Republican strategist Mike DuHaime said Vance fought a good, smart campaign that was appealing to many of Trump’s constituencies.

“They ran a campaign that put themselves in the right position to capitalize on Trump’s endorsement when it came, and therefore Trump’s endorsement had a great impact and probably did put him over,” DuHaime said. 

The primary race was one of the most expensive in the country, with candidates and the committees supporting them spending more than $72 million -- mostly to attack each other, according to the media-tracking firm AdImpact.

Tuesday’s election took place a day after a leaked draft opinion indicated the Supreme Court was poised to overturn Roe v. Wade, an issue that could sway suburban women voters in November’s general election and test whether Ohio has moved squarely away from being a swing state and is now solidly Republican. 

Vance, 37, now faces U.S. Representative Tim Ryan, who easily won the Democratic Senate primary on Tuesday, in the bid to replace retiring Republican Senator Rob Portman.
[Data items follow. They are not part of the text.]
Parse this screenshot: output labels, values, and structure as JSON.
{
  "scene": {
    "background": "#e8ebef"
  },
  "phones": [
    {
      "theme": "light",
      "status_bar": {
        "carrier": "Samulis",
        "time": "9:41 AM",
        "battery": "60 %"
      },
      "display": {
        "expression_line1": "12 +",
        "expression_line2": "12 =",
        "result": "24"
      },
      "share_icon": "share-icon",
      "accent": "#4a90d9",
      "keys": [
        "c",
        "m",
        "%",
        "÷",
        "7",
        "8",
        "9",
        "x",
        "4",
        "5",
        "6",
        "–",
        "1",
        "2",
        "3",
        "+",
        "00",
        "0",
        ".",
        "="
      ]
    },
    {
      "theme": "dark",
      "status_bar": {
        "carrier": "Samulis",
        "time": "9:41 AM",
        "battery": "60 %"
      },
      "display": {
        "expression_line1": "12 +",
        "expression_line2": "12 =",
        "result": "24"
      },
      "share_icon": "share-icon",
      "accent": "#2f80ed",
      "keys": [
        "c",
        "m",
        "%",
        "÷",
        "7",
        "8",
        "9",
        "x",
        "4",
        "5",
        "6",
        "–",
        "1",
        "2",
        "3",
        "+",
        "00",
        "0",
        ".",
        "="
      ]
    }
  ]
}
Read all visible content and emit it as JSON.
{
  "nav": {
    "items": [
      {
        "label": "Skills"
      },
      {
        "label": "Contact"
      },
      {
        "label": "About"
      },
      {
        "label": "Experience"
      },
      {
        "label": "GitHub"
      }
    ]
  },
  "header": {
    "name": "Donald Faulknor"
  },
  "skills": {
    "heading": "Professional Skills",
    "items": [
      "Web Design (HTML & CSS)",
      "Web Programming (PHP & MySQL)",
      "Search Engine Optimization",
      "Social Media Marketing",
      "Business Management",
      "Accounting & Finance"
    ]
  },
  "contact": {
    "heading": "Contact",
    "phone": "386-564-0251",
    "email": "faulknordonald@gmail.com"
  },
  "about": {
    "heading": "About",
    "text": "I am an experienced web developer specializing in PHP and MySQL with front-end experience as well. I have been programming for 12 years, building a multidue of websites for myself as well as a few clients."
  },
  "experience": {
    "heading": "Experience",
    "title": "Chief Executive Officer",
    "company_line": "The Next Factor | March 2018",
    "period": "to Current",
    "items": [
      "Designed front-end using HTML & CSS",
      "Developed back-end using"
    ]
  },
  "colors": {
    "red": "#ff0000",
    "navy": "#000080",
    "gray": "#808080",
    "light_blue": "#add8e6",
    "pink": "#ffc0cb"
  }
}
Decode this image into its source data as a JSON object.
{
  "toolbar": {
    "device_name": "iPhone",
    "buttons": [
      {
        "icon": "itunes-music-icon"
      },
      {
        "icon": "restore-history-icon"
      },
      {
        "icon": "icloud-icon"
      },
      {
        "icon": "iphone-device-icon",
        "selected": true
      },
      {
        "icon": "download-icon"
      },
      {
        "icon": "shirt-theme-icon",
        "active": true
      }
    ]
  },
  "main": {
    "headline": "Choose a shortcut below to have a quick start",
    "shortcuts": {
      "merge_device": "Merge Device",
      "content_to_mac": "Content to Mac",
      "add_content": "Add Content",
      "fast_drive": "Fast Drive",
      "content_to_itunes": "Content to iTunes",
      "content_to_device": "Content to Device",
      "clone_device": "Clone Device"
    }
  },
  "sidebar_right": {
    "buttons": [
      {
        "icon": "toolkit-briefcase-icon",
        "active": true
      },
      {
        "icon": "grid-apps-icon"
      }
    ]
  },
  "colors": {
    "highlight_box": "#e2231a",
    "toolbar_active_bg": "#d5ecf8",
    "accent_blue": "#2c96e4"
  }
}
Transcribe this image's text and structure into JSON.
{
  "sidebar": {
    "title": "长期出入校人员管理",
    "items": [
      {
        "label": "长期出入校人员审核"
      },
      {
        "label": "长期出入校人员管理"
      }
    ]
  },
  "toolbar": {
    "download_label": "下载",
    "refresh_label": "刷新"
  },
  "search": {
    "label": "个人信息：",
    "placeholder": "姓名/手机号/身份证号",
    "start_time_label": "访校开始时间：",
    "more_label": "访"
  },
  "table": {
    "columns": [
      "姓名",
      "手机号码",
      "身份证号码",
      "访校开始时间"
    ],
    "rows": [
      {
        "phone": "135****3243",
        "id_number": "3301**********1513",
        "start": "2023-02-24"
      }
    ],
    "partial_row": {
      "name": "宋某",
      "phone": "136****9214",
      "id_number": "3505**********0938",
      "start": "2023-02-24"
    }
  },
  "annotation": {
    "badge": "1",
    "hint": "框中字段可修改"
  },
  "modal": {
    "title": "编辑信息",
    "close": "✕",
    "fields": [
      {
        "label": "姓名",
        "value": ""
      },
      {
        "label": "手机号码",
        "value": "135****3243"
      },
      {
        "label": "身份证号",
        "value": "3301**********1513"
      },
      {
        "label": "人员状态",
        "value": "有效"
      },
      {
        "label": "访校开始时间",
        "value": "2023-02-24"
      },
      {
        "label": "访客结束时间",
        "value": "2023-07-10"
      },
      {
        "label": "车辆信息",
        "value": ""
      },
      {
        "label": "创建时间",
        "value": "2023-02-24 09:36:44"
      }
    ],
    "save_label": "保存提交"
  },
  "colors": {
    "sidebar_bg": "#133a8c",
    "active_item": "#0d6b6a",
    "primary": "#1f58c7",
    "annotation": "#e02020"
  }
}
Democrat Sherrod Brown holds the state’s other seat. 

Ryan is running a campaign focused on economic issues affecting working-class voters who left the party under Trump and has already released an ad attacking Vance’s ties to California. 

In his victory speech Tuesday night at an event in Cincinnati, Vance said Ryan “is running as a Trump Democrat.”

JD Vance Shows Trump’s Enduring GOP Grip With Ohio Primary Win

Republicans are heavily favored to take control of the House, with the president’s party historically losing seats during the first term. The Senate, however, is currently deadlocked at 50-50, and the GOP’s chances for a majority in the upper chamber are cloudier, due in part to questions about Trump-backed candidates’ statewide electability. 

Trump said in a “tele-town hall” call on Monday night that he endorsed Vance because he’s the best candidate to defeat Ryan. But dozens of Ohio GOP county chairmen, state committee members and 2016 delegates for Trump urged the former president not to back Vance.

Republican pollster Whit Ayres said state Senator Matt Dolan, the only leading candidate not to court Trump’s endorsement, would have been the best Republican candidate in the general election in Ohio.

Dolan looked to capitalize on a late surge and did well in his home county of Cuyahoga; in Franklin County, where he was endorsed by the county GOP; and other urban areas. But Vance dominated in the rural counties that also gave Trump an overwhelming vote.

Vance, author of the bestselling memoir “Hillbilly Elegy” and backed by $13.5 million from billionaire Peter Thiel, portrayed the race as a “battle for the soul” of the GOP between establishment Republicans and populists like Trump and himself.

He even took an “America First” position that he cares more about illegal immigration and drug smuggling at the southern U.S. border than Russia’s invasion of Ukraine. 

Trump endorsed Vance over former Ohio Treasurer Josh Mandel, investment banker Mike Gibbons and former Ohio Republican Party Chairwoman Jane Timken.

Vance was running third behind Gibbons and Mandel in a Fox News poll in early March before Trump announced on April 15 that he was endorsing him, vaulting Vance into the lead in another Fox News poll conducted right before the primary.

Trump’s endorsement came late, after early voting had started. But it helped Vance peak at the right time and give him momentum that generated a sense that his victory was inevitable, said Mark Weaver, a veteran Republican strategist in Ohio.

“Some voters were keeping their powder dry for something to happen,” Weaver said. “Trump endorsing was a big something.”

Trump chose Vance after watching an entire debate and deciding he was the best and came across well on television, according to a person familiar with his thinking.

His other high-profile endorsed candidate in Ohio, former White House aide Max Miller, won the GOP congressional primary in the 7th District against three other candidates. 

Six other candidates Trump endorsed in Ohio who weren’t running unopposed also won their primary races, according to the AP.